I think it's gone wrong here - it looks like we've found the image in an image cache that doesn't know about the expiry rules.  I'm not sure when the entry in the image cache would expire or if the cache is shared between different pages but this doesn't really seem like the correct behaviour to me.
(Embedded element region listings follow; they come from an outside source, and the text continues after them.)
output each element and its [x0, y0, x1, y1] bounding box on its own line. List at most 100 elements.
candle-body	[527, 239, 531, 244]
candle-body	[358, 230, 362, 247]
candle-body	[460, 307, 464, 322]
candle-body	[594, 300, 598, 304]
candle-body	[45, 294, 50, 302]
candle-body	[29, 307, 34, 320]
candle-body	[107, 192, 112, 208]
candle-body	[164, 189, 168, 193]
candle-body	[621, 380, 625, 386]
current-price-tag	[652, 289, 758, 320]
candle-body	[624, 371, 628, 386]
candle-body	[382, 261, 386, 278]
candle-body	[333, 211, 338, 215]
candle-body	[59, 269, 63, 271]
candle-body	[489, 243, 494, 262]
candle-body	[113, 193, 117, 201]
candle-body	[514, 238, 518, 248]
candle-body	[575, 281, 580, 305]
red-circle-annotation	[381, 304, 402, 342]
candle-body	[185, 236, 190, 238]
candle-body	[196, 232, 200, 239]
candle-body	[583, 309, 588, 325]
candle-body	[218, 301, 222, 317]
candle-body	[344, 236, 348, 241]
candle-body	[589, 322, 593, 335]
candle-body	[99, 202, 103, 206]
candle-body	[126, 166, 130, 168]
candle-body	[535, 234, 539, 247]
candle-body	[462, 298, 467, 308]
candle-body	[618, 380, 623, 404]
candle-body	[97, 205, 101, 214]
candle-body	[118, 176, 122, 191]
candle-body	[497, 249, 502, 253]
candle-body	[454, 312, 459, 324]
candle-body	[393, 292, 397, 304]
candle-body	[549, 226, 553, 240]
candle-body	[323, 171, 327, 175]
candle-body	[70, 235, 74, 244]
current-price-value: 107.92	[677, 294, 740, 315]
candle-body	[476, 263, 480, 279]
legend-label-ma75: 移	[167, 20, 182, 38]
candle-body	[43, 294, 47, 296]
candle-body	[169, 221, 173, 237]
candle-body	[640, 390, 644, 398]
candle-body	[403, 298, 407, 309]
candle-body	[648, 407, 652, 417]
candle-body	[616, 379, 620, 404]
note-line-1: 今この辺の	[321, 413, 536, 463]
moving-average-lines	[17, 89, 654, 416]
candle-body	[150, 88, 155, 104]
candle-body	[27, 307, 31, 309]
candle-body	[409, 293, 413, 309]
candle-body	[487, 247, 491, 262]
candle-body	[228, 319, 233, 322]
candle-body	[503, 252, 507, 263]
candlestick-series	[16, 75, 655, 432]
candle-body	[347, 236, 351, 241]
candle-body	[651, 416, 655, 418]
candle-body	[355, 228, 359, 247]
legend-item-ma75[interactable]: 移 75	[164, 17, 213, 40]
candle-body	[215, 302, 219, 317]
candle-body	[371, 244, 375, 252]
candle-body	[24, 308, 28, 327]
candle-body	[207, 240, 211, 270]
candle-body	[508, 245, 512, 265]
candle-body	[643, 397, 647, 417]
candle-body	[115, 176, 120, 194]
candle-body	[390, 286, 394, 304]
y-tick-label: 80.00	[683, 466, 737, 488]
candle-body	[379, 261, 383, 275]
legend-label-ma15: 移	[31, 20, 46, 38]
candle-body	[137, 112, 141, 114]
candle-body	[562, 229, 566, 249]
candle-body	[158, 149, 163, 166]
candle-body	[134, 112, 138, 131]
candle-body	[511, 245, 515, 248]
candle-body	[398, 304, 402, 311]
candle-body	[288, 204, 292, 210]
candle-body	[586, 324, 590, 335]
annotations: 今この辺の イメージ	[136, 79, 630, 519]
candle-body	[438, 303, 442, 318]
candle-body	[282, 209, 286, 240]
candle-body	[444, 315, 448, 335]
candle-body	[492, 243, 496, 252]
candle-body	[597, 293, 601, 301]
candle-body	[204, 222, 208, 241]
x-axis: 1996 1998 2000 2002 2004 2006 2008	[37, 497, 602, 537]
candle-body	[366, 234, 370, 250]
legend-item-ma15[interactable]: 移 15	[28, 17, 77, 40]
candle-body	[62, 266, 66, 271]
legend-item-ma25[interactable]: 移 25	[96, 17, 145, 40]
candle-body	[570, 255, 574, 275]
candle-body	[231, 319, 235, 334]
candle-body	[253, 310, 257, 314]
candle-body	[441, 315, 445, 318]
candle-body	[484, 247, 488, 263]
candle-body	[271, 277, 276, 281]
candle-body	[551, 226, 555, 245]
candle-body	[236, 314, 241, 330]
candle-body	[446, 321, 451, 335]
It's worth noting that some other browsers have similar issues but there isn't much consistency.  Perhaps it's worth raising this on a list somewhere (whatwg?) - it's difficult to deal with this issue without understanding what the browsers are doing but that doesn't appear to be documented anywhere.
The behavior you see there is in fact due to a non-HTTP-semantic per-document cache for images.  It's also explicitly allowed (in some cases required) by the HTML5 spec, as far as I can recall, at least in part because websites depend on it for "image preloading" behavior.
I can believe that some websites depend on this kind of behaviour, but I can't find anything in HTML5 about this (I had already looked there) and it isn't clear exactly what the behaviour is.  Either I'm not looking in the right place in HTML5 (can you have a look please?) or we should probably raise this on the whatwg list.
I just looked again, and the image loading section got heavily rewritten so I can no longer find anything about it.

The behavior, iirc, is simple: images are cached on a per-document basis, and unless evicted that cache is just a straight key on the url with no HTTP semantics behind it.

Raising this on the list may make sense, sure.